Ocupação do território ucraniano elevou ao máximo o índice de idiotia da chamada cultura do cancelamento. Teatro de Gênova desmarcou um festival dedicado à obra do escritor Fiódor Dostoiévski (Divulgação)
Enquanto países ocidentais aderem ao embargo econômico como instrumento legítimo de pressão para que Vladimir Putin desista da guerra contra a Ucrânia, burocratas da área cultural se apressam em censurar artistas russos, que nada têm a ver com a política expansionista do novo tzar. Em outras palavras, a ocupação do território ucraniano elevou ao máximo o índice de idiotia da chamada cultura do cancelamento.
Uma universidade de Milão, por exemplo, chegou a suspender um curso sobre a obra de Fiódor Dostoiévski, e um teatro de Gênova desmarcou um festival dedicado à obra do grande escritor. Enquanto isso, numa demonstração pública de ignorância e anacronismo, cidadãos de Florença exigiram da Prefeitura local a derrubada de uma estátua com a qual a cidade homenageia o autor de “Crime e castigo”.
Esse tipo de coisa lembra episódios lamentáveis de perseguição e revanchismo histórico, ocorridos em outros tempos.
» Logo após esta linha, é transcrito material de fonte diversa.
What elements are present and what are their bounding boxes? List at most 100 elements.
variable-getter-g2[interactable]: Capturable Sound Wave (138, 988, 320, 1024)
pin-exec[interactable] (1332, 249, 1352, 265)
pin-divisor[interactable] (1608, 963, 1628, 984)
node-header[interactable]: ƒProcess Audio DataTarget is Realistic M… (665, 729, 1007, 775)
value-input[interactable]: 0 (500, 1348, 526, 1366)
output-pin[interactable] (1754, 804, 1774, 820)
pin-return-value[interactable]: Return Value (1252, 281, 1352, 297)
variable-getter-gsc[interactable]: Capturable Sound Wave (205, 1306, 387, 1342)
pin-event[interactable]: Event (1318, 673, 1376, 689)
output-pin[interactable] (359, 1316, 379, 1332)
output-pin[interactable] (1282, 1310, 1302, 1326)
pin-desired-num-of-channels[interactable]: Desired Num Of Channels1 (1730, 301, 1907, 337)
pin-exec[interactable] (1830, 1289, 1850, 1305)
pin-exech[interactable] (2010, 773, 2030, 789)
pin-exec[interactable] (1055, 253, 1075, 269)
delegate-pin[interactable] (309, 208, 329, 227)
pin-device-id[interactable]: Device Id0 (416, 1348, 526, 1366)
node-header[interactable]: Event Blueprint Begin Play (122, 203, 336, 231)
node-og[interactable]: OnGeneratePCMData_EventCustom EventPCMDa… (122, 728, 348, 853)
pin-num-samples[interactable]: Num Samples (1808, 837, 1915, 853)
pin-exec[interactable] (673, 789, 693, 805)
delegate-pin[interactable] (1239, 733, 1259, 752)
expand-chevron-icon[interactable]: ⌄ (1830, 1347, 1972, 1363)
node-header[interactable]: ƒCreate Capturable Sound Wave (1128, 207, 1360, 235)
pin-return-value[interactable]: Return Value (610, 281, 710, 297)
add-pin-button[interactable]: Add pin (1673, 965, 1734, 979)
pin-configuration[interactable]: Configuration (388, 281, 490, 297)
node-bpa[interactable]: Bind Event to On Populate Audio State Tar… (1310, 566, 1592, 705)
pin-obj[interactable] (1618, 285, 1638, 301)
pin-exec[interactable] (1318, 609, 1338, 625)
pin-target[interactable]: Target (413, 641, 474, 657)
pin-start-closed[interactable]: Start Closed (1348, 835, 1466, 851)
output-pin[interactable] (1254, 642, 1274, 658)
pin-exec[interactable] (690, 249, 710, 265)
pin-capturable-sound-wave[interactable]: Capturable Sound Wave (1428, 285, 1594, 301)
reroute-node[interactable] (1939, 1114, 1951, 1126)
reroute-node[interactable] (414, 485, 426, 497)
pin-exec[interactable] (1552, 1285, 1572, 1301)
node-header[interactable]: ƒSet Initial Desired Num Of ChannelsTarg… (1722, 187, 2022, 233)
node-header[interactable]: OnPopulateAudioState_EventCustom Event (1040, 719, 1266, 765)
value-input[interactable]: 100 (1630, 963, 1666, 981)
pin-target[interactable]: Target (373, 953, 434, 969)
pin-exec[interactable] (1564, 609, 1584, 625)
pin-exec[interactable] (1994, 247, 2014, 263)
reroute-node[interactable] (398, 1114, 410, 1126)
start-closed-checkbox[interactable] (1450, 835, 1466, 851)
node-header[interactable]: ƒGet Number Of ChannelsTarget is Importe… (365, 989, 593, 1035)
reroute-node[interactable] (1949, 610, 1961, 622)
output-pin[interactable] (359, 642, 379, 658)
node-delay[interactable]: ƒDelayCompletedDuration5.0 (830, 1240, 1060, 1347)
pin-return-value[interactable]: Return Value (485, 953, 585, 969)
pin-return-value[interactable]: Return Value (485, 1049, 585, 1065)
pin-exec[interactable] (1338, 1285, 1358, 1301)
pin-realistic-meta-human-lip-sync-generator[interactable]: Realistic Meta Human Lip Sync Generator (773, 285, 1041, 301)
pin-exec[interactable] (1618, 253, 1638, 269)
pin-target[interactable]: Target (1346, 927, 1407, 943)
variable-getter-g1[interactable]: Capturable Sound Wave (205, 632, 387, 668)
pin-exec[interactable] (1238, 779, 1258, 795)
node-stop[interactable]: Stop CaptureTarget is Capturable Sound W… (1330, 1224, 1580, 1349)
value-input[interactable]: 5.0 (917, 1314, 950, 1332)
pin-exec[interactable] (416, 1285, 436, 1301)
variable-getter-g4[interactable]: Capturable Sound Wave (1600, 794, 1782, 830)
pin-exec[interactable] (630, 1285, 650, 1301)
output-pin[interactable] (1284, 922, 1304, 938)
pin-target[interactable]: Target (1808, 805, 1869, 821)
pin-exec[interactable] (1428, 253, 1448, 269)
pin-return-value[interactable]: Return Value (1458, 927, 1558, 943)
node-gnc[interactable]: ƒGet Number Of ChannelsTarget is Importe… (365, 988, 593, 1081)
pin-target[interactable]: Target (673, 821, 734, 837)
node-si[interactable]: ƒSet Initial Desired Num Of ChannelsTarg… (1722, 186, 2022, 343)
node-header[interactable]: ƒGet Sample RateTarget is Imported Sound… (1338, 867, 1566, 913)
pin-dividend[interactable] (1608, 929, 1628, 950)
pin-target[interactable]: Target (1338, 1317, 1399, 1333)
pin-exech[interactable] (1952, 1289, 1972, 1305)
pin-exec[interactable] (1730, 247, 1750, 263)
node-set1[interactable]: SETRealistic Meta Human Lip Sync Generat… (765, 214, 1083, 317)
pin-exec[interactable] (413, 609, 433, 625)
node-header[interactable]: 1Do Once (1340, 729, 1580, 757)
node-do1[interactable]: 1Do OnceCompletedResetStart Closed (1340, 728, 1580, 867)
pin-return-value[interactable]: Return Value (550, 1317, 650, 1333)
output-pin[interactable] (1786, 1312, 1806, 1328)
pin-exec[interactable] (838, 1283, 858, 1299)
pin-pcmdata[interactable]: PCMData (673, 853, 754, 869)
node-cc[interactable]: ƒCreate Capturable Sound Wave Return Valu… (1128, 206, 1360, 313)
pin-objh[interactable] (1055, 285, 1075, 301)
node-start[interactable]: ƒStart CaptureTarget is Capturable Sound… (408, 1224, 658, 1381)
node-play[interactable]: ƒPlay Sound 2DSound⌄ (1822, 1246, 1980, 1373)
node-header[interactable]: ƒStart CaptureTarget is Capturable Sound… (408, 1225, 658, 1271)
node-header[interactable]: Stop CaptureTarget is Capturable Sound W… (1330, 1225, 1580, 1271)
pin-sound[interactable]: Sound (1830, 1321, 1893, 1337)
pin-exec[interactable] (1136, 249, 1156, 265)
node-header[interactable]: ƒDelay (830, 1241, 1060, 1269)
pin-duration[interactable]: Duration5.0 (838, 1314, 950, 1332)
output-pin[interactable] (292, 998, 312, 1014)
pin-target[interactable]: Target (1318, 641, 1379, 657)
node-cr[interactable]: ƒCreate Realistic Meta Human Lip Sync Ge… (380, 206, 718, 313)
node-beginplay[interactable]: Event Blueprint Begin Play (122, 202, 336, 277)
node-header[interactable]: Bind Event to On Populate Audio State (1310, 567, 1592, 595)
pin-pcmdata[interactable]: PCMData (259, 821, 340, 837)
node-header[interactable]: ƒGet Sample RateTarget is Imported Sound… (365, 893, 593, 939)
Nos Estados Unidos, logo após o ataque à base naval de Pearl Harbor, imigrantes japoneses passaram a ser confinados em campos de concentração sob a suspeita de espionagem.
No Brasil, assim que o governo de Getúlio Vargas declarou guerra aos países do Eixo, os idiomas alemão, italiano e japonês foram proibidos em território nacional. Mais que isso, imigrantes foram perseguidos em nome da patriotada, o que resultou em agressões e na depredação de casas comerciais em diversas regiões do país.
Incoerência e estupidez
Anos depois, durante a ditadura militar, a censura federal proibiu a vinda do Balé Bolshoi ao Brasil, bem como a execução de músicas de compositores russos por emissoras nacionais. Sobrou até para o clássico Tchaikovsky, que morrera 24 anos antes da Revolução Bolchevique e cuja obra nada tem de comunista. Agora, o mesmo compositor acaba de ser excluído do repertório da Orquestra Filarmônica de Cardiff, no País de Gales.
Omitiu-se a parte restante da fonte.